By the end of the decade Young had graduated to directing. He made his debut with the psychological melodrama Corridor of Mirrors (1948), starring Eric Portman as a reclusive art collector obsessed with reincarnation and murder. During the following decade Young helmed a number of international co-productions, which featured imported stars from Hollywood (Alan Ladd in Paratrooper (1953); Olivia de Havilland in That Lady (1955); Victor Mature in Safari (1956), Zarak (1956) and Tank Force (1958)). These films were made by Warwick, an independent production company created jointly by Irwin Allen and future James Bond producer Albert R. Broccoli, and released through Columbia.

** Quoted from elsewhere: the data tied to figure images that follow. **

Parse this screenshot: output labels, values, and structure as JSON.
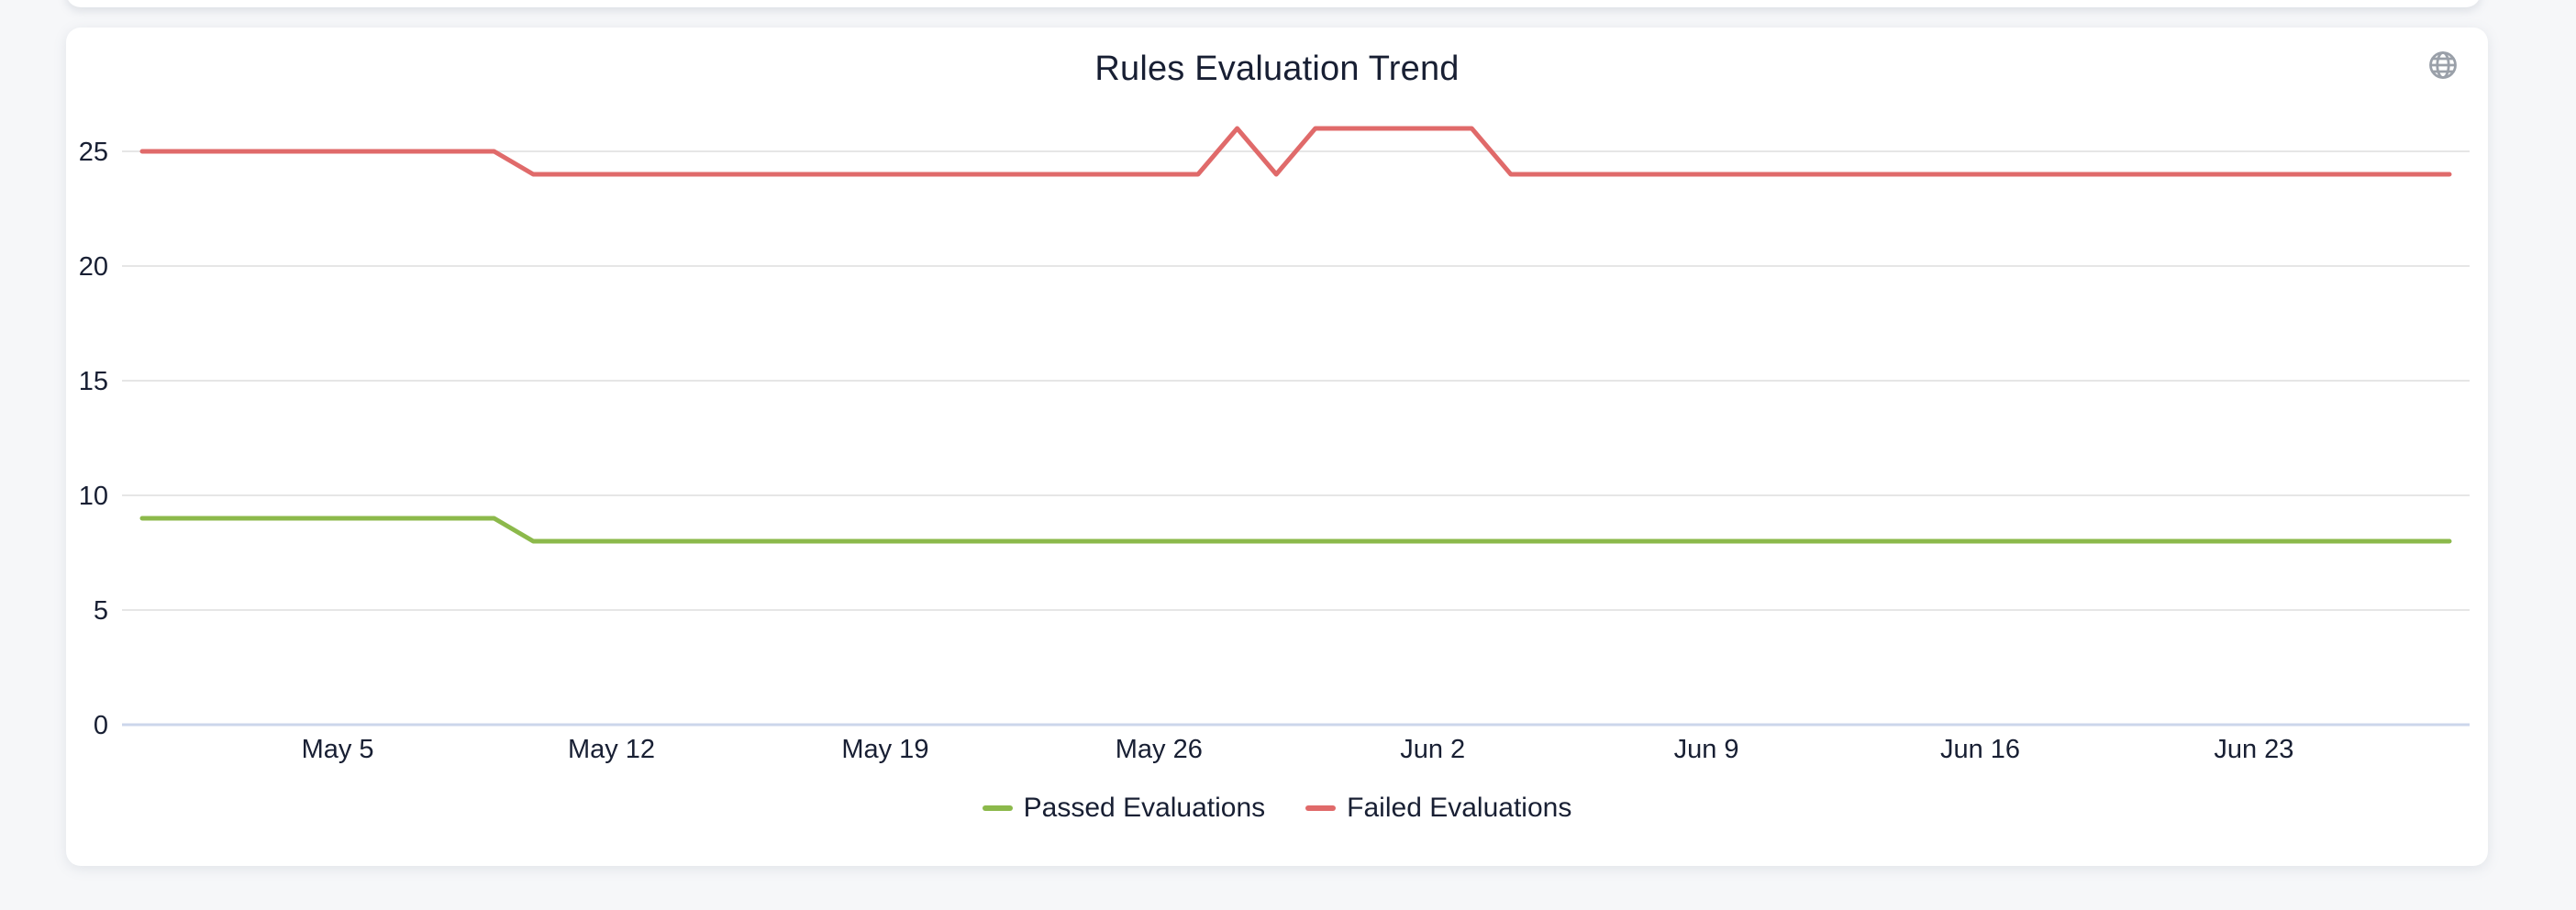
{
  "header": {
    "title": "Rules Evaluation Trend",
    "action_icon": "globe-icon"
  },
  "colors": {
    "passed_series": "#8cb94b",
    "failed_series": "#e06a6a",
    "text": "#181f33",
    "gridline": "#e6e6e6",
    "axis_line": "#ccd6eb",
    "icon": "#9aa0a9",
    "page_background": "#f6f7f9",
    "card_background": "#ffffff"
  },
  "chart_data": {
    "type": "line",
    "title": "Rules Evaluation Trend",
    "xlabel": "",
    "ylabel": "",
    "grid": true,
    "legend_position": "bottom",
    "ylim": [
      0,
      26
    ],
    "yticks": [
      0,
      5,
      10,
      15,
      20,
      25
    ],
    "x_tick_labels": [
      "May 5",
      "May 12",
      "May 19",
      "May 26",
      "Jun 2",
      "Jun 9",
      "Jun 16",
      "Jun 23"
    ],
    "x": [
      "Apr 30",
      "May 1",
      "May 2",
      "May 3",
      "May 4",
      "May 5",
      "May 6",
      "May 7",
      "May 8",
      "May 9",
      "May 10",
      "May 11",
      "May 12",
      "May 13",
      "May 14",
      "May 15",
      "May 16",
      "May 17",
      "May 18",
      "May 19",
      "May 20",
      "May 21",
      "May 22",
      "May 23",
      "May 24",
      "May 25",
      "May 26",
      "May 27",
      "May 28",
      "May 29",
      "May 30",
      "May 31",
      "Jun 1",
      "Jun 2",
      "Jun 3",
      "Jun 4",
      "Jun 5",
      "Jun 6",
      "Jun 7",
      "Jun 8",
      "Jun 9",
      "Jun 10",
      "Jun 11",
      "Jun 12",
      "Jun 13",
      "Jun 14",
      "Jun 15",
      "Jun 16",
      "Jun 17",
      "Jun 18",
      "Jun 19",
      "Jun 20",
      "Jun 21",
      "Jun 22",
      "Jun 23",
      "Jun 24",
      "Jun 25",
      "Jun 26",
      "Jun 27",
      "Jun 28"
    ],
    "series": [
      {
        "name": "Passed Evaluations",
        "color": "#8cb94b",
        "values": [
          9,
          9,
          9,
          9,
          9,
          9,
          9,
          9,
          9,
          9,
          8,
          8,
          8,
          8,
          8,
          8,
          8,
          8,
          8,
          8,
          8,
          8,
          8,
          8,
          8,
          8,
          8,
          8,
          8,
          8,
          8,
          8,
          8,
          8,
          8,
          8,
          8,
          8,
          8,
          8,
          8,
          8,
          8,
          8,
          8,
          8,
          8,
          8,
          8,
          8,
          8,
          8,
          8,
          8,
          8,
          8,
          8,
          8,
          8,
          8
        ]
      },
      {
        "name": "Failed Evaluations",
        "color": "#e06a6a",
        "values": [
          25,
          25,
          25,
          25,
          25,
          25,
          25,
          25,
          25,
          25,
          24,
          24,
          24,
          24,
          24,
          24,
          24,
          24,
          24,
          24,
          24,
          24,
          24,
          24,
          24,
          24,
          24,
          24,
          26,
          24,
          26,
          26,
          26,
          26,
          26,
          24,
          24,
          24,
          24,
          24,
          24,
          24,
          24,
          24,
          24,
          24,
          24,
          24,
          24,
          24,
          24,
          24,
          24,
          24,
          24,
          24,
          24,
          24,
          24,
          24
        ]
      }
    ]
  }
}
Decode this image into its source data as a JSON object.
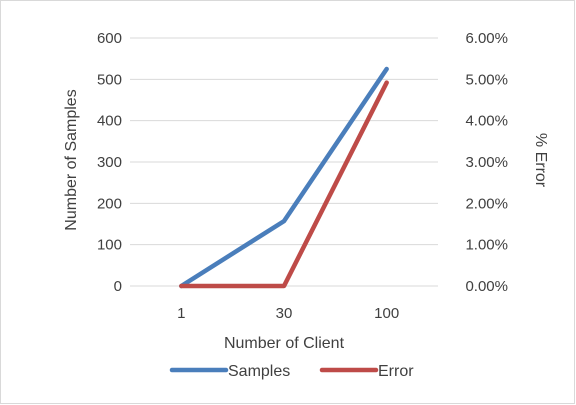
{
  "chart_data": {
    "type": "line",
    "categories": [
      "1",
      "30",
      "100"
    ],
    "xlabel": "Number of Client",
    "ylabel_left": "Number of Samples",
    "ylabel_right": "% Error",
    "y_left": {
      "range": [
        0,
        600
      ],
      "ticks": [
        0,
        100,
        200,
        300,
        400,
        500,
        600
      ],
      "tick_labels": [
        "0",
        "100",
        "200",
        "300",
        "400",
        "500",
        "600"
      ]
    },
    "y_right": {
      "range": [
        0,
        6
      ],
      "ticks": [
        0,
        1,
        2,
        3,
        4,
        5,
        6
      ],
      "tick_labels": [
        "0.00%",
        "1.00%",
        "2.00%",
        "3.00%",
        "4.00%",
        "5.00%",
        "6.00%"
      ]
    },
    "grid": true,
    "legend_position": "bottom",
    "series": [
      {
        "name": "Samples",
        "axis": "left",
        "color": "#4a7ebb",
        "values": [
          0,
          157,
          525
        ]
      },
      {
        "name": "Error",
        "axis": "right",
        "color": "#be4b48",
        "values": [
          0,
          0,
          4.92
        ]
      }
    ]
  }
}
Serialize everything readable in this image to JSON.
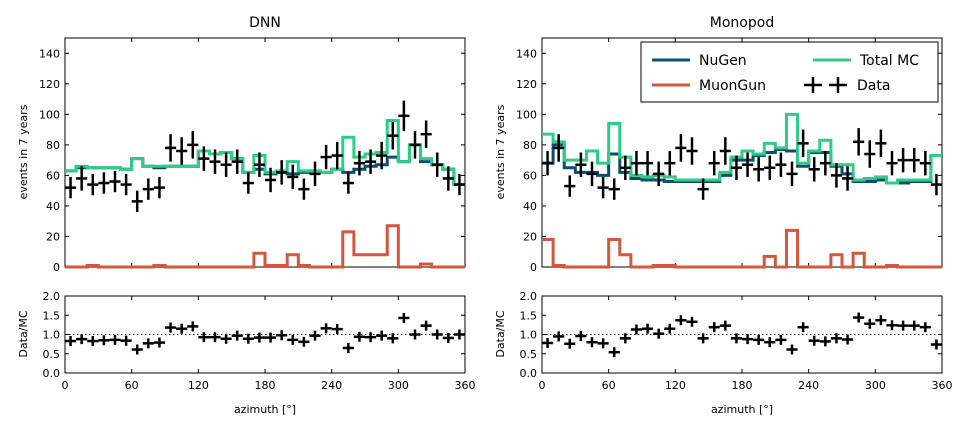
{
  "figure": {
    "xlabel": "azimuth [°]"
  },
  "legend": {
    "placement": "top-right of Monopod panel",
    "entries": [
      {
        "key": "nugen",
        "label": "NuGen"
      },
      {
        "key": "total",
        "label": "Total MC"
      },
      {
        "key": "muongun",
        "label": "MuonGun"
      },
      {
        "key": "data",
        "label": "Data"
      }
    ]
  },
  "chart_data": [
    {
      "type": "line",
      "panel": "DNN",
      "title": "DNN",
      "drawstyle": "steps-mid",
      "xlabel": "azimuth [°]",
      "ylabel": "events in 7 years",
      "xlim": [
        0,
        360
      ],
      "ylim": [
        0,
        150
      ],
      "xticks": [
        0,
        60,
        120,
        180,
        240,
        300,
        360
      ],
      "yticks": [
        0,
        20,
        40,
        60,
        80,
        100,
        120,
        140
      ],
      "colors": {
        "nugen": "#0b4f6c",
        "muongun": "#d0583f",
        "total": "#2ecc87",
        "data": "#000000"
      },
      "bin_width": 10,
      "x": [
        5,
        15,
        25,
        35,
        45,
        55,
        65,
        75,
        85,
        95,
        105,
        115,
        125,
        135,
        145,
        155,
        165,
        175,
        185,
        195,
        205,
        215,
        225,
        235,
        245,
        255,
        265,
        275,
        285,
        295,
        305,
        315,
        325,
        335,
        345,
        355
      ],
      "series": [
        {
          "name": "NuGen",
          "key": "nugen",
          "values": [
            63,
            65,
            65,
            65,
            65,
            64,
            71,
            66,
            65,
            66,
            66,
            66,
            76,
            74,
            75,
            71,
            62,
            64,
            61,
            62,
            61,
            62,
            63,
            62,
            64,
            62,
            64,
            66,
            67,
            72,
            69,
            80,
            69,
            67,
            64,
            54
          ]
        },
        {
          "name": "MuonGun",
          "key": "muongun",
          "values": [
            0,
            0,
            1,
            0,
            0,
            0,
            0,
            0,
            1,
            0,
            0,
            0,
            0,
            0,
            0,
            0,
            0,
            9,
            1,
            1,
            8,
            1,
            0,
            0,
            0,
            23,
            8,
            8,
            8,
            27,
            0,
            0,
            2,
            0,
            0,
            0
          ]
        },
        {
          "name": "Total MC",
          "key": "total",
          "values": [
            63,
            66,
            65,
            65,
            65,
            64,
            71,
            66,
            66,
            66,
            66,
            66,
            76,
            74,
            75,
            71,
            62,
            73,
            62,
            63,
            69,
            63,
            63,
            62,
            64,
            85,
            72,
            74,
            75,
            96,
            69,
            80,
            71,
            67,
            64,
            54
          ]
        },
        {
          "name": "Data",
          "key": "data",
          "kind": "errorbar",
          "values": [
            52,
            58,
            54,
            55,
            56,
            54,
            43,
            51,
            52,
            78,
            76,
            80,
            71,
            69,
            67,
            69,
            55,
            67,
            57,
            62,
            59,
            51,
            61,
            72,
            73,
            55,
            68,
            69,
            73,
            86,
            99,
            80,
            87,
            67,
            58,
            54
          ],
          "errors": [
            7,
            8,
            7,
            7,
            7,
            7,
            7,
            7,
            7,
            9,
            9,
            9,
            8,
            8,
            8,
            8,
            7,
            8,
            8,
            8,
            8,
            7,
            8,
            8,
            9,
            7,
            8,
            8,
            9,
            9,
            10,
            9,
            9,
            8,
            8,
            7
          ]
        }
      ]
    },
    {
      "type": "line",
      "panel": "DNN ratio",
      "drawstyle": "points",
      "xlabel": "azimuth [°]",
      "ylabel": "Data/MC",
      "xlim": [
        0,
        360
      ],
      "ylim": [
        0.0,
        2.0
      ],
      "xticks": [
        0,
        60,
        120,
        180,
        240,
        300,
        360
      ],
      "yticks": [
        0.0,
        0.5,
        1.0,
        1.5,
        2.0
      ],
      "ytick_labels": [
        "0.0",
        "0.5",
        "1.0",
        "1.5",
        "2.0"
      ],
      "reference_line": 1.0,
      "x": [
        5,
        15,
        25,
        35,
        45,
        55,
        65,
        75,
        85,
        95,
        105,
        115,
        125,
        135,
        145,
        155,
        165,
        175,
        185,
        195,
        205,
        215,
        225,
        235,
        245,
        255,
        265,
        275,
        285,
        295,
        305,
        315,
        325,
        335,
        345,
        355
      ],
      "series": [
        {
          "name": "Data/MC",
          "values": [
            0.83,
            0.88,
            0.83,
            0.85,
            0.86,
            0.84,
            0.61,
            0.77,
            0.79,
            1.18,
            1.15,
            1.21,
            0.93,
            0.93,
            0.89,
            0.97,
            0.89,
            0.92,
            0.92,
            0.98,
            0.86,
            0.81,
            0.97,
            1.16,
            1.14,
            0.65,
            0.94,
            0.93,
            0.97,
            0.9,
            1.43,
            1.0,
            1.23,
            1.0,
            0.91,
            1.0
          ]
        }
      ]
    },
    {
      "type": "line",
      "panel": "Monopod",
      "title": "Monopod",
      "drawstyle": "steps-mid",
      "xlabel": "azimuth [°]",
      "ylabel": "events in 7 years",
      "xlim": [
        0,
        360
      ],
      "ylim": [
        0,
        150
      ],
      "xticks": [
        0,
        60,
        120,
        180,
        240,
        300,
        360
      ],
      "yticks": [
        0,
        20,
        40,
        60,
        80,
        100,
        120,
        140
      ],
      "colors": {
        "nugen": "#0b4f6c",
        "muongun": "#d0583f",
        "total": "#2ecc87",
        "data": "#000000"
      },
      "bin_width": 10,
      "x": [
        5,
        15,
        25,
        35,
        45,
        55,
        65,
        75,
        85,
        95,
        105,
        115,
        125,
        135,
        145,
        155,
        165,
        175,
        185,
        195,
        205,
        215,
        225,
        235,
        245,
        255,
        265,
        275,
        285,
        295,
        305,
        315,
        325,
        335,
        345,
        355
      ],
      "series": [
        {
          "name": "NuGen",
          "key": "nugen",
          "values": [
            68,
            80,
            65,
            62,
            62,
            60,
            74,
            62,
            58,
            57,
            57,
            56,
            56,
            56,
            56,
            56,
            60,
            70,
            70,
            73,
            75,
            77,
            76,
            66,
            75,
            75,
            66,
            61,
            56,
            56,
            57,
            55,
            55,
            56,
            56,
            73
          ]
        },
        {
          "name": "MuonGun",
          "key": "muongun",
          "values": [
            18,
            1,
            0,
            0,
            0,
            0,
            18,
            8,
            0,
            0,
            1,
            1,
            0,
            0,
            0,
            0,
            0,
            0,
            0,
            0,
            7,
            0,
            24,
            0,
            0,
            0,
            8,
            0,
            9,
            0,
            0,
            1,
            0,
            0,
            0,
            0
          ]
        },
        {
          "name": "Total MC",
          "key": "total",
          "values": [
            87,
            82,
            70,
            70,
            76,
            68,
            94,
            72,
            60,
            59,
            60,
            59,
            57,
            57,
            57,
            57,
            62,
            72,
            76,
            74,
            81,
            78,
            100,
            68,
            76,
            83,
            67,
            67,
            57,
            58,
            59,
            55,
            57,
            57,
            57,
            73
          ]
        },
        {
          "name": "Data",
          "key": "data",
          "kind": "errorbar",
          "values": [
            68,
            78,
            53,
            67,
            61,
            52,
            51,
            65,
            68,
            68,
            61,
            68,
            78,
            76,
            51,
            68,
            76,
            65,
            67,
            64,
            65,
            67,
            61,
            81,
            64,
            68,
            60,
            58,
            82,
            74,
            81,
            68,
            70,
            70,
            68,
            54
          ],
          "errors": [
            8,
            9,
            7,
            8,
            8,
            7,
            7,
            8,
            8,
            8,
            8,
            8,
            9,
            9,
            7,
            8,
            9,
            8,
            8,
            8,
            8,
            8,
            8,
            9,
            8,
            8,
            8,
            8,
            9,
            9,
            9,
            8,
            8,
            8,
            8,
            7
          ]
        }
      ]
    },
    {
      "type": "line",
      "panel": "Monopod ratio",
      "drawstyle": "points",
      "xlabel": "azimuth [°]",
      "ylabel": "Data/MC",
      "xlim": [
        0,
        360
      ],
      "ylim": [
        0.0,
        2.0
      ],
      "xticks": [
        0,
        60,
        120,
        180,
        240,
        300,
        360
      ],
      "yticks": [
        0.0,
        0.5,
        1.0,
        1.5,
        2.0
      ],
      "ytick_labels": [
        "0.0",
        "0.5",
        "1.0",
        "1.5",
        "2.0"
      ],
      "reference_line": 1.0,
      "x": [
        5,
        15,
        25,
        35,
        45,
        55,
        65,
        75,
        85,
        95,
        105,
        115,
        125,
        135,
        145,
        155,
        165,
        175,
        185,
        195,
        205,
        215,
        225,
        235,
        245,
        255,
        265,
        275,
        285,
        295,
        305,
        315,
        325,
        335,
        345,
        355
      ],
      "series": [
        {
          "name": "Data/MC",
          "values": [
            0.78,
            0.95,
            0.76,
            0.96,
            0.8,
            0.77,
            0.54,
            0.9,
            1.13,
            1.15,
            1.02,
            1.15,
            1.37,
            1.33,
            0.9,
            1.19,
            1.23,
            0.9,
            0.88,
            0.86,
            0.8,
            0.86,
            0.61,
            1.19,
            0.84,
            0.82,
            0.9,
            0.87,
            1.44,
            1.28,
            1.37,
            1.24,
            1.23,
            1.23,
            1.19,
            0.74
          ]
        }
      ]
    }
  ]
}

Production values were often quite high, though scripts were of variable quality. “Safari”, for instance, looked great, shot in Technicolor and CinemaScope on location in Africa, which partly compensated for the trite storyline.
Having acquired the rights to all available James Bond novels from Ian Fleming, producers Harry Saltzman and Albert Broccoli secured the necessary funding ($1,250,000) from United Artists and hired Young to direct the initial Bond entry, Dr. No (1962). That film’s success got him re-hired to direct the next two Bond films, From Russia with Love (1963) (Young’s own personal favorite) and Thunderball (1965). Young had acquired a solid reputation as a master of action subjects, and all three films move at a cracking pace. Exotic locales provide the background for a seamless mix of technical wizardry, sex, violence and tongue-in-cheek (sometimes campy) dialogue. Unfortunately, these films also marked the high point of Young’s career, though he did direct another eerily effective psychological thriller, Wait Until Dark (1967), much in the vein of Alfred Hitchcock.
Among a brace of forgettable European co-productions, only two other films stand out: the bawdy, highly entertaining all-star period comedy The Amorous Adventures of Moll Flanders (1965) and an intriguing expose of the inner workings–and dark beginnings–of the Cosa Nostra (based on an actual informant’s testimony), entitled The Valachi Papers (1972). After that, Young’s output became more patchy and his later career suffered as a result of two disastrous projects: first, the Korean War epic Inchon (1981), with Laurence Olivier badly miscast as Gen. Douglas MacArthur. The enterprise was reputedly financed by the Rev. Sun Myung Moon’s organization–aka the “Moonies”–to the tune of $40 million. Film critic Vincent Canby in the New York Times (September 17, 1982) referred to the picture as “hysterical” and “foolish”, “the most expensive B-movie ever made”. The second flop, a financially troubled production, was the predictably plotted spy thriller The Jigsaw Man (1983). Completed in 1982, the film was held back and not released until two years later. Young directed just one more film after that and left the industry in 1988. However, according to his daughter, he was working on a documentary in Cannes at the time of his death in September 1994. Though he went on record in 1966, asserting that he had grown rather tired of the Bond franchise, it is, nonetheless, that for which we will ultimately remember him.